Were men wrongly convicted of rape?

HOUSTON Thursday afternoon, lawyers filed a suit demanding the release of four men who were convicted of gang raping a six-year-old girl. They want a new trial for men accused of a crime seemingly so brutal it deserved long sentences. The problem is that now the victim says it never happened.

Twenty-three years after they saw their family members convicted and sentenced to decades in prison, family members of four convicted rapists stood on the courthouse steps asking the justice system to send their loved ones home.

Johnny Edwards, a convicted man's brother, said, "It's a lie. Bottom line, it's a lie."

Donald Thompson was one of four men convicted in 1985 of gang-raping a six-year-old girl at a birthday party for the victim's father. The girl's father, who we are not identifying, was one of those convicted.

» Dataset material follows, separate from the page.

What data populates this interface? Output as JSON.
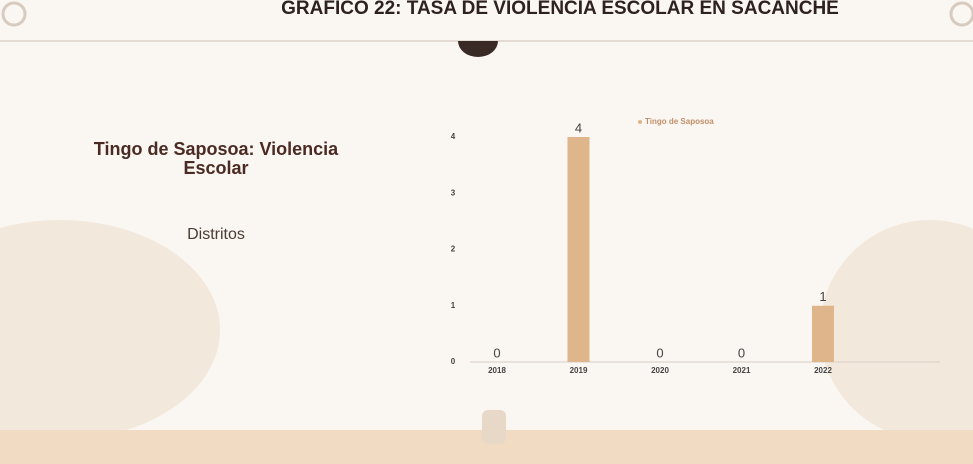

Sean Buckley, attorney for the convicted men, explained, "The bottom line is, you're dealing with people's liberty, and there comes a time to figure out if someone is telling the truth or not."

Buckley is the attorney working for the four men he says were wrongly convicted. He's relying on an audio tape of the victim made four years ago to make his case.

Victim on audio tape: "You have to believe me, my daddy didn't do it."

The tape was secretly made by a private investigator. On it, the victim, now nearly 30 years old, is recanting her story. We're not naming her or her father. She told the private eye the four men did not assault her.

Victim on audio tape: "It wasn't my daddy. And can you can you just get him out of jail? And I'm sorry."

Two of the men have been out of prison. They were paroled years ago. But when they wouldn't admit to the crime during counseling, they were sent back.

Community activist Quanell X said, "Those brothers went back to prison voluntarily because they refused to admit to a crime they didn't commit."

Donald Thompson is still there. His family says the only way he'll walk out is as an innocent man.

"They just want their men to come home," said Buckley.

The young victim in this was sexually assaulted in the early 80s -- likely repeatedly assaulted. There was evidence of that, but no DNA.

On that audio tape, the victim tells the private eye who she believes did assault her. Even if lawyers could find that man, he likely couldn't be charged. The statute of limitations on rape from 1984 has run out.

The DA's office had no comment. They haven't received this case yet.